We’ve all been there – we prepare a dish, proudly tell our posse “it’s healthy,” and they shoot out of the kitchen faster than a firework.
We love healthier choices, but we don’t want to ruin the BBQ just by using the word “healthy”…“a better BBQ” sounds so much, well, better.
Better BBQ Tips You Would Love
Here are some tips to make your BBQ healthier err…better.
1. Choose Quality Proteins
When we’re talking about BBQ protein sources, think BBQ = Better Be Quality. Your options include wild salmon, organic turkey dogs, and organic grass-fed beef burgers.
For animal proteins, to reduce the formation of carcinogens, marinate in spices and do majority of cooking inside then just finish them off on the grill taking caution to avoid charring and blackened. As it’s not good for the cook or for the eater.
On the other hand, grilled vegetable proteins like black bean or quinoa mushroom burgers do not form these cancer-causing agents so try out some of these delicious qualitarian vegetable burgers.
2. Build A Better Salad
Potato, coleslaw and pasta “salad” tend to be all white, and low on quality nutrients. Consider these instead.
- Mix together spinach, sun-dried tomatoes in olive oil, cucumbers, sweet potatoes and Manitoba Harvest Hemp Hearts for a colorful better nutrient-balanced salad.
- Try a colorful slaw with purple cabbage, ginger sesame dressing, carrots and peanuts.
- Curried cauliflower.
3. Fruits And Veggies On The Grill
Grilled veggies are a great addition to salads or as a side or as a better bun (like sweet potato slices).
Keep the skin on vegetables when you grill to get the most nutrients and a smokier flavor. Make sure to brush items lightly with oil to prevent them from sticking to the grill.
Fruits that are ideal for grilling should be barely ripe and include watermelon, pineapple, apples, peaches and pears. Drizzle with a bit of raw honey for a light and healthy dessert.
4. Healthier Chips Choice
We don’t deny the chip, but there are better nutrition choices.
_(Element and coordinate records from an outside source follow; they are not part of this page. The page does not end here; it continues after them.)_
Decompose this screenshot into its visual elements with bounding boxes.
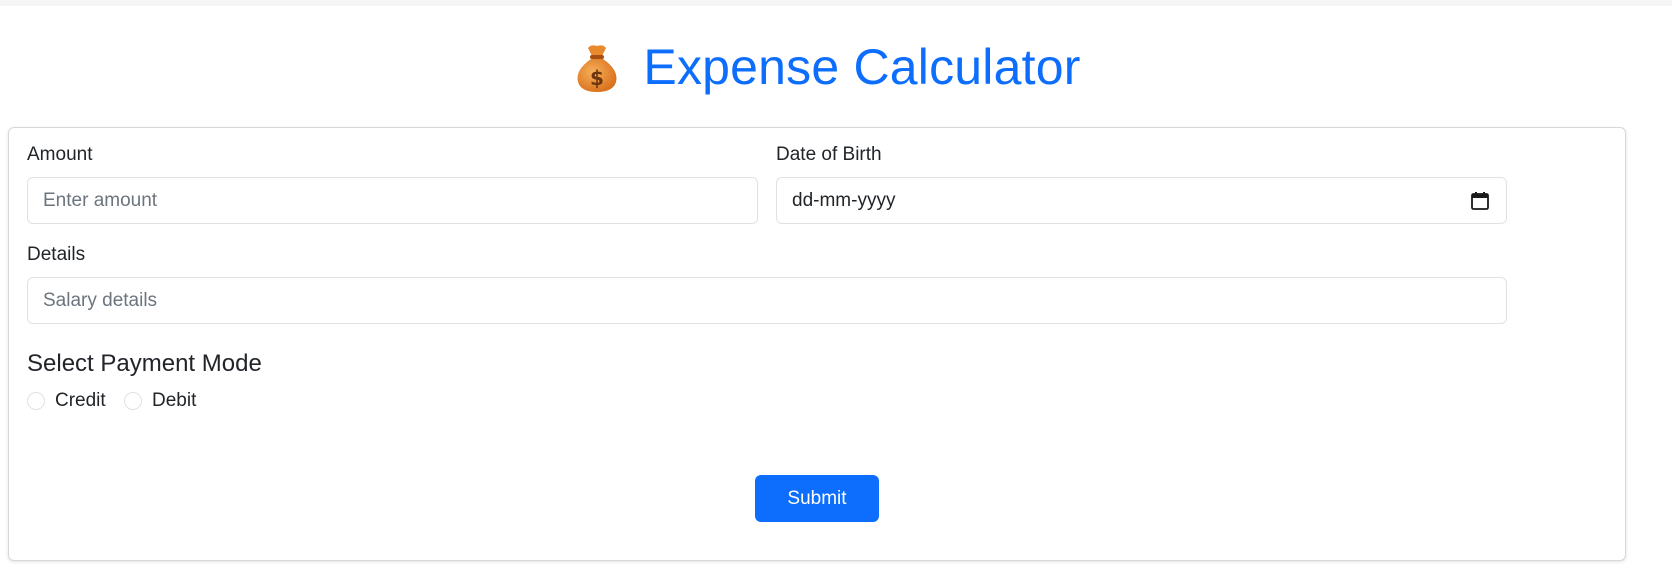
date-of-birth-label: Date of Birth (776, 144, 882, 165)
money-bag-icon: $ (577, 45, 617, 92)
radio-credit[interactable]: Credit (27, 390, 106, 412)
details-input[interactable] (27, 277, 1507, 324)
expense-form-card: Amount Date of Birth dd-mm-yyyy Details … (8, 127, 1626, 561)
date-of-birth-input[interactable]: dd-mm-yyyy (776, 177, 1507, 224)
svg-text:$: $ (590, 66, 604, 90)
payment-mode-heading: Select Payment Mode (27, 350, 262, 377)
calendar-icon[interactable] (1470, 191, 1490, 211)
radio-credit-label: Credit (55, 390, 106, 411)
amount-input[interactable] (27, 177, 758, 224)
radio-debit[interactable]: Debit (124, 390, 196, 412)
radio-debit-circle[interactable] (124, 392, 142, 410)
page-title: Expense Calculator (643, 39, 1081, 95)
top-strip (0, 0, 1672, 6)
radio-credit-circle[interactable] (27, 392, 45, 410)
date-placeholder: dd-mm-yyyy (792, 189, 896, 211)
details-label: Details (27, 244, 86, 265)
amount-label: Amount (27, 144, 93, 165)
submit-button[interactable]: Submit (755, 475, 879, 522)
page-header: $ Expense Calculator (0, 36, 1652, 98)
radio-debit-label: Debit (152, 390, 197, 411)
Choose chips from whole beans, potatoes, sweet potatoes or grains (like rice) – that’s why we bite into better chips – like those from whole grains or beans.
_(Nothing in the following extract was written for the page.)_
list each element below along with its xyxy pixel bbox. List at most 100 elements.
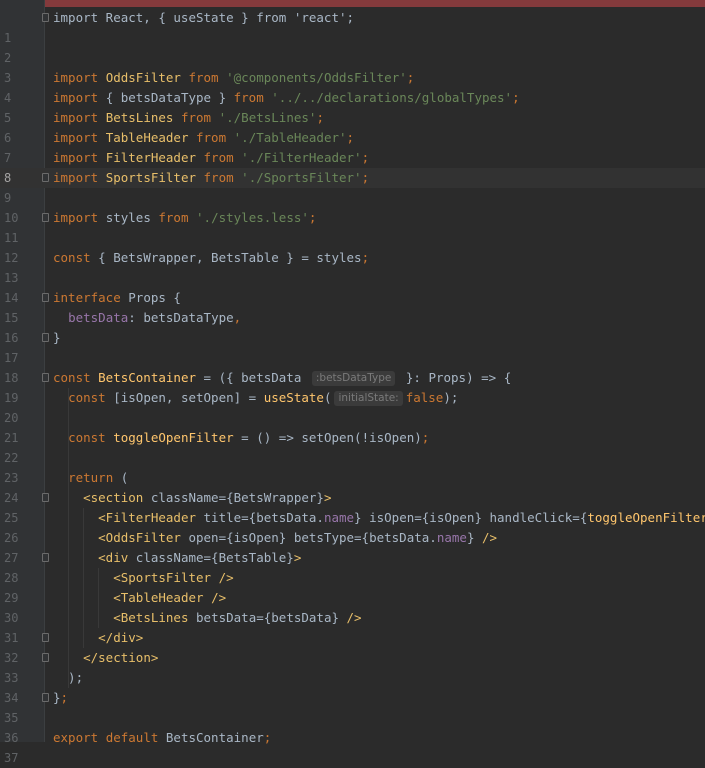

Pair them with non-carb dips like guacamole, hemp pesto, spiced cottage cheese or salsa for nutrient balance.
5. Count Your Cocktails And Mocktails
When plotting your BBQ eats remember that the sips – alcohol, punch, even Arnold Palmers and coconut water – count towards your nutrition intake.
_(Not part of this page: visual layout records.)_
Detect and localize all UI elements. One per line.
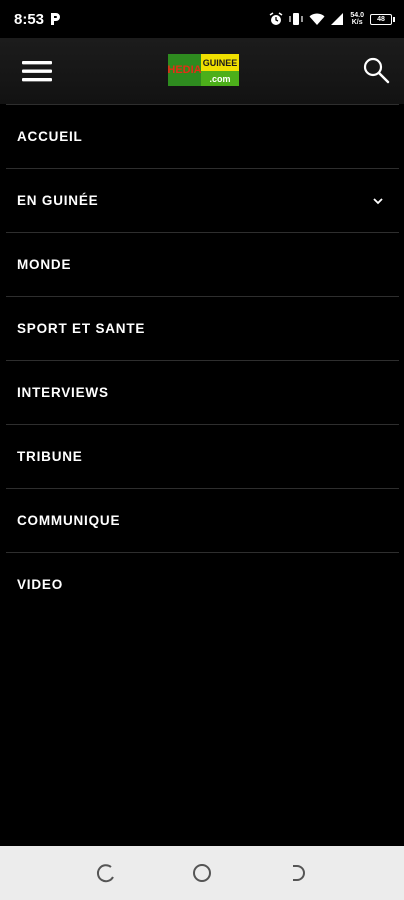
- menu-item-label: INTERVIEWS: [17, 385, 109, 400]
- menu-item-label: TRIBUNE: [17, 449, 83, 464]
- menu-item-sport-et-sante[interactable]: SPORT ET SANTE: [6, 296, 399, 360]
- menu-item-label: COMMUNIQUE: [17, 513, 121, 528]
- battery-level: 48: [377, 15, 385, 23]
- logo-right: GUINEE .com: [201, 54, 239, 86]
- network-speed: 54.0 K/s: [350, 12, 364, 26]
- wifi-icon: [309, 13, 325, 25]
- network-speed-value: 54.0: [350, 12, 364, 19]
- status-left: 8:53: [14, 11, 61, 28]
- menu-item-monde[interactable]: MONDE: [6, 232, 399, 296]
- recents-icon[interactable]: [95, 861, 119, 885]
- parking-notification-icon: [51, 13, 61, 25]
- logo-bottom-text: .com: [201, 71, 239, 86]
- site-logo[interactable]: HEDIA GUINEE .com: [167, 54, 239, 86]
- menu-icon[interactable]: [22, 58, 52, 84]
- home-icon[interactable]: [190, 861, 214, 885]
- back-icon[interactable]: [285, 861, 309, 885]
- menu-item-accueil[interactable]: ACCUEIL: [6, 104, 399, 168]
- status-time: 8:53: [14, 10, 45, 28]
- menu-item-label: VIDEO: [17, 577, 64, 592]
- menu-item-label: EN GUINÉE: [17, 193, 99, 208]
- app-header: HEDIA GUINEE .com: [0, 38, 404, 104]
- alarm-icon: [269, 12, 283, 25]
- menu-item-tribune[interactable]: TRIBUNE: [6, 424, 399, 488]
- vibrate-icon: [289, 13, 303, 25]
- logo-top-text: GUINEE: [201, 54, 239, 71]
- navigation-menu: ACCUEIL EN GUINÉE MONDE SPORT ET SANTE I…: [6, 104, 399, 616]
- network-speed-unit: K/s: [351, 19, 363, 26]
- menu-item-video[interactable]: VIDEO: [6, 552, 399, 616]
- menu-item-communique[interactable]: COMMUNIQUE: [6, 488, 399, 552]
- battery-icon: 48: [370, 13, 395, 25]
- logo-left-text: HEDIA: [167, 54, 202, 86]
- chevron-down-icon[interactable]: [371, 194, 385, 208]
- status-right: 54.0 K/s 48: [269, 12, 395, 26]
- menu-item-label: SPORT ET SANTE: [17, 321, 146, 336]
- search-icon[interactable]: [362, 56, 390, 84]
- menu-item-label: ACCUEIL: [17, 129, 83, 144]
- status-bar: 8:53 54.0 K/s 48: [0, 0, 404, 38]
- menu-item-en-guinee[interactable]: EN GUINÉE: [6, 168, 399, 232]
- menu-item-interviews[interactable]: INTERVIEWS: [6, 360, 399, 424]
- menu-item-label: MONDE: [17, 257, 72, 272]
- system-nav-bar: [0, 846, 404, 900]
- signal-icon: [331, 13, 344, 25]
If you want an alcoholic drink(s), then it should be your dessert – even if that means you skip the ice cream or apple pie – or you can swop it for your punch or lemonade or coconut water for the carb in your meal (that means bye bye bun).
Also try adding fresh fruit and herbs to flat or sparkling water to increase the flavor without the calories.
The party doesn’t have to end early but the eating needs to have time limits.
BBQ Caution: make sure to eat your portion, and then be enjoy the non-food activities. You can come back for another nutrition pit stop about three hours later.
In the meantime, enjoy water – add lemon and herbs for extra flavor, and crunch on non-starchy vegetables like jicama, snap peas, tomatoes, cucumbers and more.